Bandeiras auriverdes tremulam no assentamento do incansável Regino, enquanto o senador Caxias peleja pela causa do grupo, diante de um plenário vazio. Zé Ramalho serve de trilha à luta inglória de ambos: “Vocês que fazem parte dessa massa./ Que passa nos projetos do futuro/ É duro tanto ter que caminhar/ E dar muito mais do que receber.” Só eu acho que essas imagens e dizeres adquirem, nesses nossos atuais dias em que atitudes reacionárias ameaçam manchar as conquistas arduamente alcançadas pelo nosso Estado de Direito, um inusitado poder disruptivo?
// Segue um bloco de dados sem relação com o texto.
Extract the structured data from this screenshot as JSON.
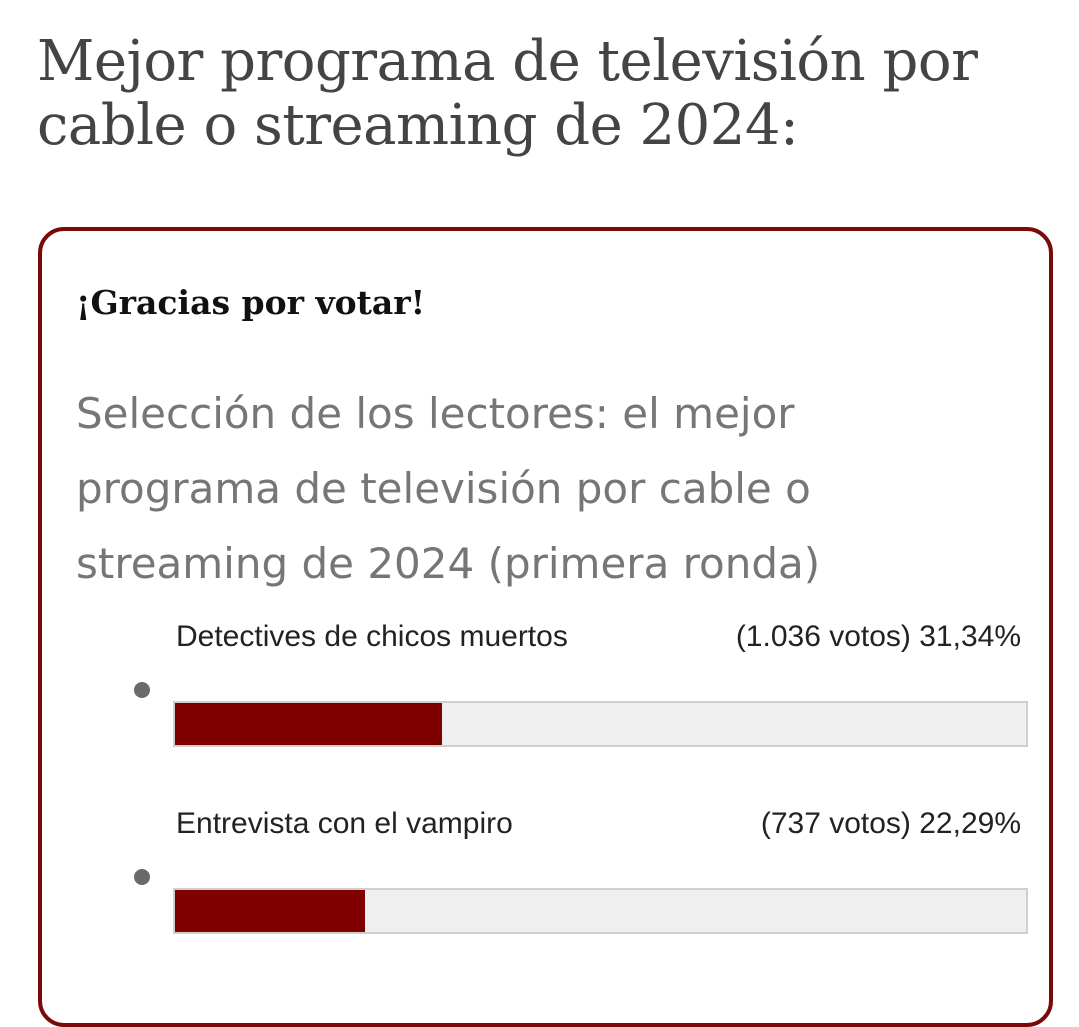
{
  "page": {
    "title": "Mejor programa de televisión por cable o streaming de 2024:"
  },
  "poll": {
    "thanks_message": "¡Gracias por votar!",
    "question": "Selección de los lectores: el mejor programa de televisión por cable o streaming de 2024 (primera ronda)",
    "bar_color": "#800000",
    "border_color": "#7a0a0a",
    "answers": [
      {
        "label": "Detectives de chicos muertos",
        "votes_text": "(1.036 votos)",
        "percent_text": "31,34%",
        "percent": 31.34
      },
      {
        "label": "Entrevista con el vampiro",
        "votes_text": "(737 votos)",
        "percent_text": "22,29%",
        "percent": 22.29
      }
    ]
  }
}
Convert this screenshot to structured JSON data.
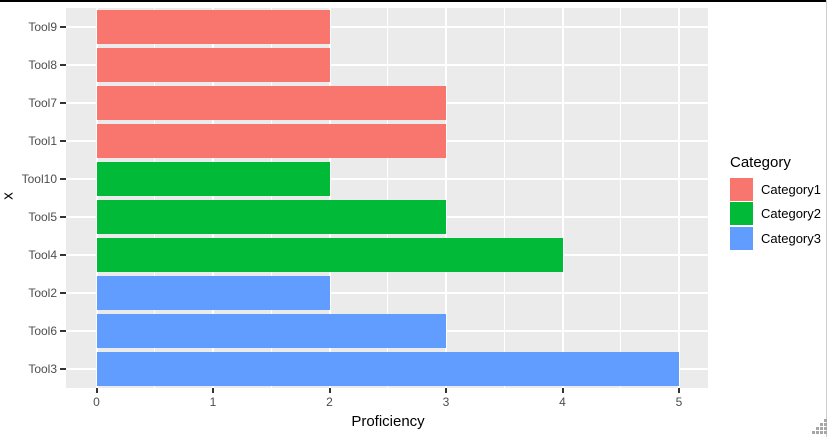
{
  "chart_data": {
    "type": "bar",
    "orientation": "horizontal",
    "title": "",
    "xlabel": "Proficiency",
    "ylabel": "x",
    "xlim": [
      0,
      5
    ],
    "x_ticks": [
      0,
      1,
      2,
      3,
      4,
      5
    ],
    "grid": "white major gridlines at integers, minor at halves, on gray panel",
    "categories": [
      "Tool9",
      "Tool8",
      "Tool7",
      "Tool1",
      "Tool10",
      "Tool5",
      "Tool4",
      "Tool2",
      "Tool6",
      "Tool3"
    ],
    "bars": [
      {
        "category": "Tool9",
        "value": 2,
        "group": "Category1"
      },
      {
        "category": "Tool8",
        "value": 2,
        "group": "Category1"
      },
      {
        "category": "Tool7",
        "value": 3,
        "group": "Category1"
      },
      {
        "category": "Tool1",
        "value": 3,
        "group": "Category1"
      },
      {
        "category": "Tool10",
        "value": 2,
        "group": "Category2"
      },
      {
        "category": "Tool5",
        "value": 3,
        "group": "Category2"
      },
      {
        "category": "Tool4",
        "value": 4,
        "group": "Category2"
      },
      {
        "category": "Tool2",
        "value": 2,
        "group": "Category3"
      },
      {
        "category": "Tool6",
        "value": 3,
        "group": "Category3"
      },
      {
        "category": "Tool3",
        "value": 5,
        "group": "Category3"
      }
    ],
    "legend": {
      "title": "Category",
      "position": "right",
      "entries": [
        {
          "label": "Category1",
          "color": "#F8766D"
        },
        {
          "label": "Category2",
          "color": "#00BA38"
        },
        {
          "label": "Category3",
          "color": "#619CFF"
        }
      ]
    },
    "colors": {
      "panel_background": "#EBEBEB",
      "gridline": "#FFFFFF",
      "tick_text": "#4D4D4D",
      "axis_title_text": "#000000"
    }
  }
}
Ainda mais quando exibidos com tanto sucesso, pela principal emissora do país? 
Para além do tema e da forma, “O Rei do Gado” ainda concentra um dos elencos mais inspirados de todos os tempos. Antonio Fagundes como o velho Antonio Mezenga e o neto Bruno Berdinazzi Mezenga, Tarcísio Meira como Giuseppe Berdinazzi, Raul Cortez como Geremias Berdinazzi, Letícia Spiller, uma menina, como Giovanna Berdinazzi, Stênio Garcia como Zé do Araguaia, Jackson Antunes e Ana Beatriz Nogueira como Regino e a esposa Jacira. Sem, de modo algum, ser exaustiva. 
Como esquecer os olhos de Eva Wilma (Marieta Berdinazzi) diante dos sofrimentos dos filhos? Ou de Raul Cortez, diante da tão repetida canção italiana, sobre os pracinhas mortos em combate? Ou da ombridade que Carlos Vereza imprime em seu senador Caxias? Ou do tour de force de Patrícia Pillar para criar a sua Luana – a maior distância entre pessoa e personagem que já se viu na TV brasileira: mulher a que os reveses da vida fez retraída, ressabiada, mas que ocasionalmente se expande em discursos que primam pela singeleza da linguagem e pelo lancinante do conteúdo (sua narrativa da colheita das "cerejas do café", por exemplo)?
Exibida por ocasião do aniversário de 50 anos da Rede Globo, "O Rei do Gado" sustenta-se como o que de melhor a emissora exibiu este ano. Que a novela esteja prestes a completar seu vigésimo aniversário é, no mínimo, irônico. Esperemos que o seu sucesso sirva de injeção de criatividade aos criadores da emissora.